None of this was particularly controversial in public schools in the past. Schools have routinely taught about this aspect of America’s history at least since the 1960s. What has changed is the fervency on the right for taking America back to an era when people of color had little political power. Part of that battle is being fought at the ballot box, with the Supreme Court’s weakening of the 1965 Voting Rights Act, and the Big Lie of a presidential election stolen by Black election judges and voter fraud in some of our major cities.
But the right has long understood the value of the long game when it comes to politics, hence their interest in the classroom and their fear of teaching White students about America’s treatment of people of color. Whether it is teaching of the genocide against Native Americans, the internment of Japanese-Americans during WWII, or the centuries of Black bondage in a country that claimed to stand for the credo that “all men are created equal,” it appears the party of Trump fears such lessons could generate improper attitudes in White children. Improper attitudes, like empathy.

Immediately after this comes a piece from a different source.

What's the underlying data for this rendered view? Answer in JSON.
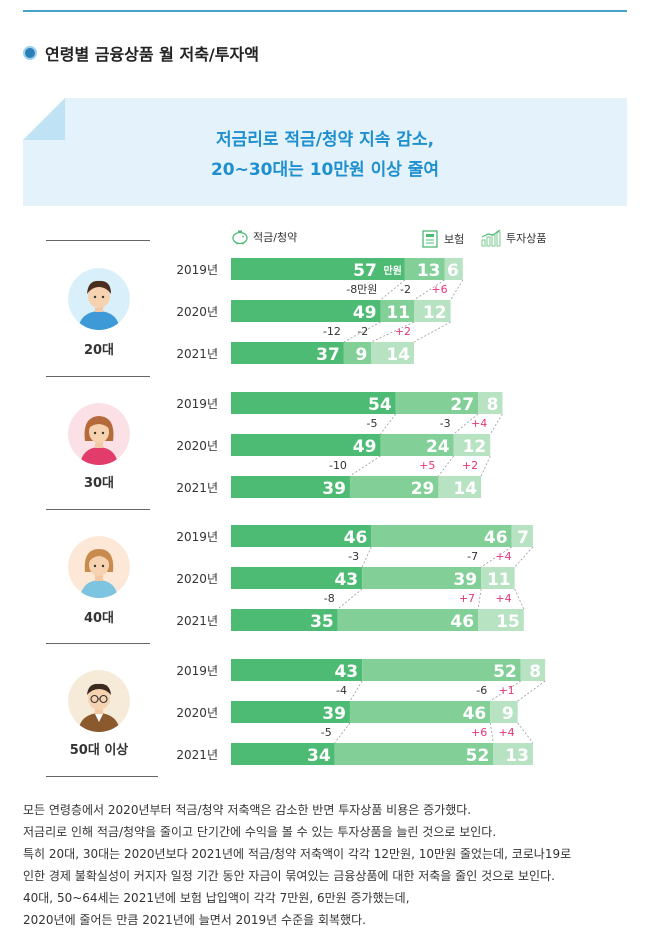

If there’s a notable consistency with the party of Trump, it is a reliance on cruelty and the notion that empathy is for the weak. Trump has always stood for taking whatever he wanted, without regard of the consequences to others. His supporters have mistaken his sociopathy for strength. Many Russians have made the same miscalculation about Vladimir Putin.
Republicans fear that White students who study a reasonably accurate portrayal of American history might develop an understanding, if not empathy, for the different realities that people of color have long faced in America. They recognize that truly educated students might not accept the right’s farcical claims that Whites are somehow the oppressed race in this country today. Indeed, they might actually support laws and policies intended to provide true equal opportunity for people of color, a notion that’s anathema to the party of Trump.
So, in states across the country where Trump Republicans are in charge, legislatures are passing laws that prohibit the teaching of any lesson that could make White students feel “discomfort.” In Florida, the law even prevents private businesses from engaging in diversity training that might make a worker feel discomfort on account of their race.
There is, of course, a word for that feeling of discomfort that comes during such lessons. While no one today is responsible for the injustices of the past, that twinge that some people feel nonetheless is their conscience at work. Conscience is something that our society used to view as an asset. But not these days, at least not for some. There’s a reason that the party of Trump mocks the Bushes, who coined the term “compassionate conservatives” and talked of a “kinder and gentler” nation. When we act out of empathy or conscience, it is a reflection of our kinder and gentler selves. The party of Trump sees no advantage in laws, policies, or actions undertaken in consideration of others, particularly if those others are people of color.
Before Minnesotans allow themselves to be fooled by Scott Jensen’s false claims about CRT, they should ask themselves what kind of Minnesota they want in the future. If Jensen or another like him is elected governor of Minnesota, our schools will almost certainly face intense pressure to whitewash the teaching of American history. Such a policy, of course, is merely a means to an end. Ultimately, Jensen and his political allies seek to deny people of color a seat at the political table in Minnesota. Denying school children an understanding of the past is just a piece to that puzzle.